Combattiamo contro tre giganti. Paura, Ignoranza, Ingiustizie

Paura dell’innovazione, mancanza di strategie e pratiche sleali

Essere Don Quijote de la Mancha o piuttosto Sancho Panza? Essere un folle idealista o un idealista folle, oppure rimanere lucido e fortemente ancorato alla realtà per salvare il salvabile, in questa triste realtà che ci mette di fronte il moderno contemporaneo? Parto da qui per l’ultimo editoriale (e forse, per l’ultima provocazione) di fine anno. Senza proclami e senza perdermi nei meandri di una super-scontata riflessione dal solito titolo: “Quale futuro per la nostra agricoltura?”.

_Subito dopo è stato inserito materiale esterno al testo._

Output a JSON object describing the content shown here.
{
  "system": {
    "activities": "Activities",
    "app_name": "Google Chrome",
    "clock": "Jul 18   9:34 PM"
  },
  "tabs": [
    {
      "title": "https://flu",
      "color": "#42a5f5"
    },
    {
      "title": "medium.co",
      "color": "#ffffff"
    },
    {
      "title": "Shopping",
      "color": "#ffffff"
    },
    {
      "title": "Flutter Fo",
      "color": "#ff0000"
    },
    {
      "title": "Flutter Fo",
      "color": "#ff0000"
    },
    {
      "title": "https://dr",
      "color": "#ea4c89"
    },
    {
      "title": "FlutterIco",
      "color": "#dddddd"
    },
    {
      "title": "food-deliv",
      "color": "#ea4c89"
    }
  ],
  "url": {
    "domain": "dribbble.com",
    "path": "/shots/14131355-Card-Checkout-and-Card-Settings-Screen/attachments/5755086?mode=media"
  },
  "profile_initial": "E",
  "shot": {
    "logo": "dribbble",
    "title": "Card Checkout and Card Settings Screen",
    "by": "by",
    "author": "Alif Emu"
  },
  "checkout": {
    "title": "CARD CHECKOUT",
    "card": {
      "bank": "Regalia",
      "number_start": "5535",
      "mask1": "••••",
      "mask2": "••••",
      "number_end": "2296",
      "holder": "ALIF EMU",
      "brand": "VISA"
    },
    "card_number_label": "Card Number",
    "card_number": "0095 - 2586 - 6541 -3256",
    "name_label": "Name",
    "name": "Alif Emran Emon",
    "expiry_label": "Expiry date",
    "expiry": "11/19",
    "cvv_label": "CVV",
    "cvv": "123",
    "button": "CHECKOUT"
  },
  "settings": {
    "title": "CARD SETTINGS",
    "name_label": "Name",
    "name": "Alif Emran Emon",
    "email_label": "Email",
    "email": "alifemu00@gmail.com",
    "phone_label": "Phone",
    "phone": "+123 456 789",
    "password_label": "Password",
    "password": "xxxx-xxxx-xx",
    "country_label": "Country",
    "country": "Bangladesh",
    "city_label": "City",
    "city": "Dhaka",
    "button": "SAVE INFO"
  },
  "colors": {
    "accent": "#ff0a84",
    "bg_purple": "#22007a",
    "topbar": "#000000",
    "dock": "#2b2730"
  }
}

Il perché è presto detto: perché se continuiamo così non c’è un futuro per la nostra agricoltura. Beh, io comunque ho scelto di rispondere, meglio continuare ad essere un idealista, che però cerca di rimanere un po’ Sancho Panza e che cerca di interpretare il mondo con le armi della logica e della ragione, senza lasciarsi trasportare troppo dai sogni e dalle (iper)narrazioni del va tutto bene, va tutto a gonfie vele. Oggi mi sento Don Quijote perché come il cavaliere e come tanti miei colleghi imprenditori lotto contro i mulini a vento, contro i mali del nostro tempo: l’ingiustizia, la paura e l’ignoranza. Partiamo dalla prima.

A mio avviso c’è ingiustizia quando non c’è un’equa distribuzione del valore. Quando gli anelli della filiera non si integrano, non lavorano in maniera sinergica, ma cercano ognuno i propri interessi creando fenomeni speculativi che danneggiamo, come sempre accade, l’anello più debole, quello della produzione agricola.

Oggi in Italia, grazie soprattutto all’impegno della UE, c’è una legge che colpisce chi è avvezzo a pratiche sleali per portare avanti il proprio business. C’è una legge, sì… ma quanto è applicata? Quante denunce ci sono state e quanti procedimenti sono stati aperti?

Tuttavia per combattere le ingiustizie non basta la legge, serve un cambiamento culturale, un cambiamento di approccio nella cultura del fare business e serve, soprattutto, l’impegno delle istituzioni, come quello profuso dalla Regione Puglia nella filiera zootecnia con accordi bilaterali che uniscano produttori e aziende di trasformazione. Ma dobbiamo tutti affrontare il secondo dei grandi

mali che attanagliano il nostro settore: la paura. La paura di innovare e di innovarsi. Di cambiare visione, di mutare approccio. Di non restare ancorati al “così si è sempre fatto”. Perché il mondo iper-moderno è fluido, è attraversato da dinamiche che mu- tano in continuazione e che cambiano assetti, strutture ed organizzazioni, più o meno stabili.

Ciò che valeva ieri, può non valere domani. E per lo meno può essere non più fruttuoso o vantaggioso per gli imprenditori e per i consumatori.

Già, quello che non capiamo è che è il mercato che ci chiede di innovarci, di offrire un ventaglio sempre più aperto di opzioni e di prodotti “nuovi” sugli scaffali. Non dobbiamo avere paura di adattarci al mercato, di confrontarci con chi poi acquista i nostri prodotti, di cercare di innalzare sempre di più la qualità delle nostre eccellenze.

Ma per farlo dobbiamo combattere un’altra insidia del nostro settore: l’ignoranza. Per intenderci, parlo di incapacità di progettare, pianificare, di studiare nuove traiettorie di sviluppo, di elaborare una nuova idea di futuro che porti tutti i protagonisti del comparto agroalimentare in una inedita condizione di benessere e di prosperità.

In questo io credo e sono sicuro che il mio essere a metà Don Quijote e Sancho Panza, un po’ idealista e un po’ pragmatico e realista. I problemi del nostro settore li conosciamo tutti e noto spesso che il mio mondo, quello popolato dagli operatori e dai portatori di interesse, è diviso a metà: da una parte ci sono i disfattisti, dall’altra gli utopisti.

Da una parte i bariccaderi, dall’altra i conservatori. Il “tutto va male” contro “il tutto va bene” e i dati corroborano ora una posizione ora l’altra. Se guardiamo i volumi di affari, il livello di export raggiunto, i premi ed i riconoscimenti ai nostri prodotti, va tutto a gonfie vele. Se guardiamo le quotazioni delle diverse piazze per le filiere tipiche pugliesi va tutto male.

Bene, dove sta la realtà, dove alberga la verità? La verità è dentro di noi. Se scegliamo di essere Don Quijote o Sancho Panza.